Patients with PTC were enrolled into the study between February 2018 and April 2019. Based on the number of mutant genes, we classified the participants into single BRAF V600E mutation group, double mutations group and no mutation group. Single factor and multiple logistic regression analyses were applied to explore the independent factors. Review Manager 5.3 was used for meta-analysis to review the clinical efficacy of gene co-mutations.

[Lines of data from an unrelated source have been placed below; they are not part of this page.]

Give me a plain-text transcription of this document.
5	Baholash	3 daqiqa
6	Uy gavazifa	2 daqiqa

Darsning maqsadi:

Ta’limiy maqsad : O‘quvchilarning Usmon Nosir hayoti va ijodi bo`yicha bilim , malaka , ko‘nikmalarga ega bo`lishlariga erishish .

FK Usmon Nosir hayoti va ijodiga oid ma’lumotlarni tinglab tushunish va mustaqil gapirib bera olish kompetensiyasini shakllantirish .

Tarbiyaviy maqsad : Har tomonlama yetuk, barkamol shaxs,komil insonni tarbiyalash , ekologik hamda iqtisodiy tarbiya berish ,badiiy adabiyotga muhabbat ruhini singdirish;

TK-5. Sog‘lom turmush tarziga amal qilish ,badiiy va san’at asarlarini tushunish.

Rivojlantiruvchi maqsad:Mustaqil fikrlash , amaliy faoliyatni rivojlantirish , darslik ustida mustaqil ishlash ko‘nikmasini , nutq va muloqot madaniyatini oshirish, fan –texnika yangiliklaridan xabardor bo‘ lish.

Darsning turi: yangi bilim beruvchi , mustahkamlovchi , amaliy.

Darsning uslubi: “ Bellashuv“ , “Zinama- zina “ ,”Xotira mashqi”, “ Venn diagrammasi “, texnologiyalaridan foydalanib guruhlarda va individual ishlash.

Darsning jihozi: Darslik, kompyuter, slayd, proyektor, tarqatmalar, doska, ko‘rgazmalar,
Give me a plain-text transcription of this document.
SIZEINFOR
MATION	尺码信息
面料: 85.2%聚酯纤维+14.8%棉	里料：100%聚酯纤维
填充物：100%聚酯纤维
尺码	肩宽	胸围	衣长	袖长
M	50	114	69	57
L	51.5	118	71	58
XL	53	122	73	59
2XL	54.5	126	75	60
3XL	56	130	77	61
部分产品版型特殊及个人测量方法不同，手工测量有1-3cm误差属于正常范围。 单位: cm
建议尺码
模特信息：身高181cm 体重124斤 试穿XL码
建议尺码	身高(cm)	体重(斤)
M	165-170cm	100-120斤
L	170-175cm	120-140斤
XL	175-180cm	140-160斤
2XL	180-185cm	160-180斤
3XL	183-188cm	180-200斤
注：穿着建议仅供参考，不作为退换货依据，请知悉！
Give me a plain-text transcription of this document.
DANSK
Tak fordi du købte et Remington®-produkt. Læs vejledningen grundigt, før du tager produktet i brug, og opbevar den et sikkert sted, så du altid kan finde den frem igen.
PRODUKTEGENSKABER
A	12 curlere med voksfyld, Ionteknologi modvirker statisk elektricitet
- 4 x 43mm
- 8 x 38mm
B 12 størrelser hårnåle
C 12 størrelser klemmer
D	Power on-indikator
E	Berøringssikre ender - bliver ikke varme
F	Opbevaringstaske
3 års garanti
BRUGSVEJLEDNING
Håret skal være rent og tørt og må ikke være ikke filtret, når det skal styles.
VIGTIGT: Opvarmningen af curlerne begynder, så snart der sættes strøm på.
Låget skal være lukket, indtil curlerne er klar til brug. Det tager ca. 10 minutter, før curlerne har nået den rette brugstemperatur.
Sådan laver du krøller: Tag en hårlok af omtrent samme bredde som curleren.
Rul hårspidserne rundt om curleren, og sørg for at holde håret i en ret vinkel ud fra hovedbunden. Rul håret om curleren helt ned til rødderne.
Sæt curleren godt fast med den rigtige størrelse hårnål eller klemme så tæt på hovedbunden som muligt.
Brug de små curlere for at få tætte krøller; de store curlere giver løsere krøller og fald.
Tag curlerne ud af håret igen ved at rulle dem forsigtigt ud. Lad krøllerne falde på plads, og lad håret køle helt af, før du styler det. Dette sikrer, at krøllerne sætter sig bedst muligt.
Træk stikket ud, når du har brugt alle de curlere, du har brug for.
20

Finally, 483 patients were enrolled into the study and 419 (86.7%) of them harbored BRAF V600E mutation. TERT or NRAS mutation was likely to coexist with BRAF V600E mutation in PTC. BRAF V600E and NRAS promoter co-mutations was identified in 6 patients, with a prevalence of 1.2%. Prevalence of BRAF V600E and TERT coexistence in PTC was 2.1%. Significant differences were found among age, pathology, multifocality, bilateral lesions, lymph node metastasis, and 131I radiotherapy, P < 0.01. Multiple logistic regression analyses demonstrated that age [odds ratio (OR) = 1.044, 95% confidence interval (CI) = 1.013-1.076; P = 0.006], lymph node metastasis [OR = 0.094, 95% CI = 0.034-0.264; P < 0.001], 131I radiotherapy [OR = 7.628, 95% CI = 2.721-21.378; P < 0.001] were risk factors for BRAF V600E mutation. Besides, age [OR = 1.135, 95% CI = 1.069-1.205; P < 0.001], multiple leisions [OR = 4.128, 95% CI = 1.026-16.614; P = 0.046], pathology [OR = 3.954, 95% CI = 1.235-12.654; P = 0.021] were independent factors for combination mutations. Meta-analysis showed significant association of BRAF V600E+/TERT+ co-mutations with lymph node metastasis, multifocality, distant metastasis, tumor recurrence, extrathyroidal extension, and dead of disease.
Prevalence of BRAF V600E mutation in Northwest China was higher than other areas. Age, multiple lesions, and pathology were independent factors for double mutation of BRAF V600E/TERT or BRAF V600E/NRAS. Coexistence of BRAF V600E and TERT promoter mutations was significantly correlated with poor outcome.